Having just finished preaching through the Old Testament, book-by-book, one of the things that stuck out were the promises of prosperity to God’s people for their faithfulness to God. When we read those texts, we need to pause and think through how this relates to us today. To what degree are the promises and assurances of prosperity ours?
It’s important to think about this because more than ever, it seems, we have prosperity preachers telling us that if we’re just obedient enough, if we just believe enough, then all the money in the world can be ours! The promises of the old covenant are quoted verbatim and applied directly to the church–God’s people should be healthy, wealthy, and wise. And if they’re not, it’s because they are not faithful enough to God.
So what do we say to this? First, we need to point out that what God did in Israel was unique in the history of his dealings with humanity. Unlike any nation before or after, there was a blending of faith in God with political leadership, governing law, and agricultural prosperity. In every sense, Israel was a theocracy. Part of the relationship between God and his people in this relationship was blessings for faithfulness, cursings for unfaithfulness–in all areas of life (Deut 30:11-20).
But we aren’t Israel today. Under the new covenant in Christ, there has been a massive shift in the nature of God’s people. Instead of drawing the nations to God, we go to the nations for God (Matt 28:18-20). Among other things, that means that now, there is a call to a life of urgency and sacrifice for the sake of the nations. Now, our life isn’t bound up with any one land; our home is in heaven with Christ.

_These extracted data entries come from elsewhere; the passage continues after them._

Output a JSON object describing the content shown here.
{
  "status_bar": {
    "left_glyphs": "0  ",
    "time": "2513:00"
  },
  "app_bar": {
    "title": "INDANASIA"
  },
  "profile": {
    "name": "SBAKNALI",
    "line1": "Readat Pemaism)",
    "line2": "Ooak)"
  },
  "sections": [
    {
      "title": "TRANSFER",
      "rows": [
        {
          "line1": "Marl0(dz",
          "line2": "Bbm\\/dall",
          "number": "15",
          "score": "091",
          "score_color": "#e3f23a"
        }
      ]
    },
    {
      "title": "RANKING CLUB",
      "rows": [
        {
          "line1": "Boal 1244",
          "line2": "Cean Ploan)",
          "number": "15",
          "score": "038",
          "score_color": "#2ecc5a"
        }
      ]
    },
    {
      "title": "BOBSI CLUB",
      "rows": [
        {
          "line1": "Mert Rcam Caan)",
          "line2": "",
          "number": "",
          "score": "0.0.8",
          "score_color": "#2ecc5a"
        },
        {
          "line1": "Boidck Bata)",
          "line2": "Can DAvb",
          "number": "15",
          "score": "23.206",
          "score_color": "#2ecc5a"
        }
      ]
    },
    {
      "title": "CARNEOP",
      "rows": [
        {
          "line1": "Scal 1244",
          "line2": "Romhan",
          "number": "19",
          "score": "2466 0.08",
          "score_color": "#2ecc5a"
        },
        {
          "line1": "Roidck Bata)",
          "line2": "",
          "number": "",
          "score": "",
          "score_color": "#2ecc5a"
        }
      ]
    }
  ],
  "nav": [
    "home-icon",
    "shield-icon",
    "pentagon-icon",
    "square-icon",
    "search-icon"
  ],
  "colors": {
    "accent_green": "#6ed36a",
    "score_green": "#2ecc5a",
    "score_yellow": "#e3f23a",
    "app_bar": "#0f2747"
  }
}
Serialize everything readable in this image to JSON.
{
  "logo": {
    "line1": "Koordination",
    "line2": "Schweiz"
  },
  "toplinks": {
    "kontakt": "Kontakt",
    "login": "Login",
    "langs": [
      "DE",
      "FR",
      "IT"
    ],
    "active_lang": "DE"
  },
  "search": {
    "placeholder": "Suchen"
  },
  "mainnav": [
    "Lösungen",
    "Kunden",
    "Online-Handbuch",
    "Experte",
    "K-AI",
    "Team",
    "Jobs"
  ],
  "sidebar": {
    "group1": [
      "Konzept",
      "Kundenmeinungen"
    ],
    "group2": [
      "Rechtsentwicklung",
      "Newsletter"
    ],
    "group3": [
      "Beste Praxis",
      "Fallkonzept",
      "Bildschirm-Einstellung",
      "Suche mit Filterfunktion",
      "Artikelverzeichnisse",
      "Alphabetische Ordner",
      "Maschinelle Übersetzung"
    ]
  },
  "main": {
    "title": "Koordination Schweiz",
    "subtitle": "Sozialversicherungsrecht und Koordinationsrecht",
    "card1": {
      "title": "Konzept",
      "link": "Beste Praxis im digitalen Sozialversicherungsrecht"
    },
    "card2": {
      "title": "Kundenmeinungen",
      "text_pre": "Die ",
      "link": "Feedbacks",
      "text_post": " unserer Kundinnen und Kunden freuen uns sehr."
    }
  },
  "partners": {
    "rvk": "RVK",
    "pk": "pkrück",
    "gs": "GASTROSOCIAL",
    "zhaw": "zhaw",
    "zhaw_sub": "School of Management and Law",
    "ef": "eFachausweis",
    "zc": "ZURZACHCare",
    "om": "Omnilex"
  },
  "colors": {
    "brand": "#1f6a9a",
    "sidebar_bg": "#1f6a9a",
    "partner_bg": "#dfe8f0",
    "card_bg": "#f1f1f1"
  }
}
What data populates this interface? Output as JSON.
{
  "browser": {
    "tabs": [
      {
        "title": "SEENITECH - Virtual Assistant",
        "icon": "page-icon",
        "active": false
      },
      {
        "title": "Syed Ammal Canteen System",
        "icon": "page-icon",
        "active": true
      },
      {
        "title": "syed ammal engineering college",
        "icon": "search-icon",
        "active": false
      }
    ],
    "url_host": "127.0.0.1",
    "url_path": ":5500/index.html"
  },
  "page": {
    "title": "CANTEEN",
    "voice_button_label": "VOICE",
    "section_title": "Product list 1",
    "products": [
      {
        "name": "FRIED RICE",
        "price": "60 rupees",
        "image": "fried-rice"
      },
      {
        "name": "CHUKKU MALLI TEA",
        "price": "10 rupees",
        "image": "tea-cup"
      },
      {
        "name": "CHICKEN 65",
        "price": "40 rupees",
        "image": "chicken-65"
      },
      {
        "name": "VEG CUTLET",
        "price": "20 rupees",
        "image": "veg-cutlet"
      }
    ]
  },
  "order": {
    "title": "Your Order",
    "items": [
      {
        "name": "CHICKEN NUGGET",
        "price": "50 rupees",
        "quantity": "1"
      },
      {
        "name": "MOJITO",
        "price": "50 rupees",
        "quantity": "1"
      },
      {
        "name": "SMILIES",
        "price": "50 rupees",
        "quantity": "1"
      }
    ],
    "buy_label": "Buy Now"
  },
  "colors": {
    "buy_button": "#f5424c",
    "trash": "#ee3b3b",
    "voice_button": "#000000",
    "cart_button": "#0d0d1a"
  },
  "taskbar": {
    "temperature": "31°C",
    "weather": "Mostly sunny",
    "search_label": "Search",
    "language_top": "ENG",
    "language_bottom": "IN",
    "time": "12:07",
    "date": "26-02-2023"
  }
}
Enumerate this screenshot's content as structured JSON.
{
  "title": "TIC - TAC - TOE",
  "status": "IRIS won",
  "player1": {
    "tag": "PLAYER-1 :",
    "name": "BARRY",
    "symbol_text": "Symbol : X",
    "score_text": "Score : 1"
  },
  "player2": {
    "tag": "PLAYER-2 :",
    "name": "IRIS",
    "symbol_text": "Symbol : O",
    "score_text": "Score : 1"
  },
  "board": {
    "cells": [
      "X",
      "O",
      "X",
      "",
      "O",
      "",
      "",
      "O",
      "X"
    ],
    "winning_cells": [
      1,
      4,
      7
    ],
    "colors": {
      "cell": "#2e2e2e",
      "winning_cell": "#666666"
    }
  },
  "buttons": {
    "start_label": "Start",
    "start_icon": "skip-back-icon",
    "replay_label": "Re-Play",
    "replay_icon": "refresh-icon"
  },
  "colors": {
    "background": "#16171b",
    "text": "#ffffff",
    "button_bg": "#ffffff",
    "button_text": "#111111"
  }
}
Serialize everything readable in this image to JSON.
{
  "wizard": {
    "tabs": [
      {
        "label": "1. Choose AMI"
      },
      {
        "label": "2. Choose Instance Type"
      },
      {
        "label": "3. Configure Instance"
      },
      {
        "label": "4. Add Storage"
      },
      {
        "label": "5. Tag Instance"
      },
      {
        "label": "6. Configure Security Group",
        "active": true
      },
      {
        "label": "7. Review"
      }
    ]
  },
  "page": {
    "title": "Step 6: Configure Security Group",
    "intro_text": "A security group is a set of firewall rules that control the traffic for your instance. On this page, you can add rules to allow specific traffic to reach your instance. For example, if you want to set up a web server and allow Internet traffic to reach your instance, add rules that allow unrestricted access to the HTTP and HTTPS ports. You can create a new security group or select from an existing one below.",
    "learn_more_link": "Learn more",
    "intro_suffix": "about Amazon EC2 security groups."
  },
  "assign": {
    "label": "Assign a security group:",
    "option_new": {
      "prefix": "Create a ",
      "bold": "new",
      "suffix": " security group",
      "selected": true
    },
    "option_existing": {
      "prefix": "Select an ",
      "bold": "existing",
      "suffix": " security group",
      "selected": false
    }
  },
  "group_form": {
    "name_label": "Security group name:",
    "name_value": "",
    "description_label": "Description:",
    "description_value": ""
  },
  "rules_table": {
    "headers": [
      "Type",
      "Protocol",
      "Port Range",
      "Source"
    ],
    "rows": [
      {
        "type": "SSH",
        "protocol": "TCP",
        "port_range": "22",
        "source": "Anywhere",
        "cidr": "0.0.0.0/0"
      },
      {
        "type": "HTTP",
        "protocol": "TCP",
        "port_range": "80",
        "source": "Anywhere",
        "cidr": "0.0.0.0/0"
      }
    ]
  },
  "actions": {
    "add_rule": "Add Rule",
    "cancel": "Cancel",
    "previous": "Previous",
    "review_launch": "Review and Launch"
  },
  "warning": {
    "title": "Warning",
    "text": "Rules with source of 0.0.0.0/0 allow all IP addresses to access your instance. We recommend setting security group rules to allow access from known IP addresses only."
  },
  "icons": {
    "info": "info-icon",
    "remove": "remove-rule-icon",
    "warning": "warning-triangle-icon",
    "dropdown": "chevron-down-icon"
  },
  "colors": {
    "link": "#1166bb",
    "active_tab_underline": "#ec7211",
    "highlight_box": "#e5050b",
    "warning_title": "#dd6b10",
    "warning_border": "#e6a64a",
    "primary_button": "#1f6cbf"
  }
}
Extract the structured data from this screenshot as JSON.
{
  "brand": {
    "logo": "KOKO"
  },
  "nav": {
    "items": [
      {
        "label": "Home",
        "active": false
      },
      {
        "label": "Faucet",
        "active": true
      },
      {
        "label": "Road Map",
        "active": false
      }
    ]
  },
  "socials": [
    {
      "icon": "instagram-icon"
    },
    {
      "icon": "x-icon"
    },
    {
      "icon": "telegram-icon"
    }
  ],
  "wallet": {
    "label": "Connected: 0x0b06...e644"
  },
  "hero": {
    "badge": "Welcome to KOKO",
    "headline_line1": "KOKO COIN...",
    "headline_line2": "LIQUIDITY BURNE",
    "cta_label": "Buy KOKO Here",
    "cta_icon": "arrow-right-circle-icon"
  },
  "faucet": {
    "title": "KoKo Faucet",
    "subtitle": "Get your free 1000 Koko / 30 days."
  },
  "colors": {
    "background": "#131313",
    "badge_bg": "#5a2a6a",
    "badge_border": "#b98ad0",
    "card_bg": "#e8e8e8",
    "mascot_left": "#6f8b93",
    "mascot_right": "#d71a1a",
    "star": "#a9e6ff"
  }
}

Furthermore, he’s called us to a life of sojourning, as we wait for his return. We have to think of our life as Paul did: ambassadors in a foreign land, representing King Jesus (2 Cor 5:11-21). In the end, all that we have—time, money, family, learning, health—all of these things are now oriented, not just towards God, but towards the mission of calling the nations to Christ. So, what we need most is not more money, or land, but the spiritual blessing of God himself to finish this task. We need God more than money.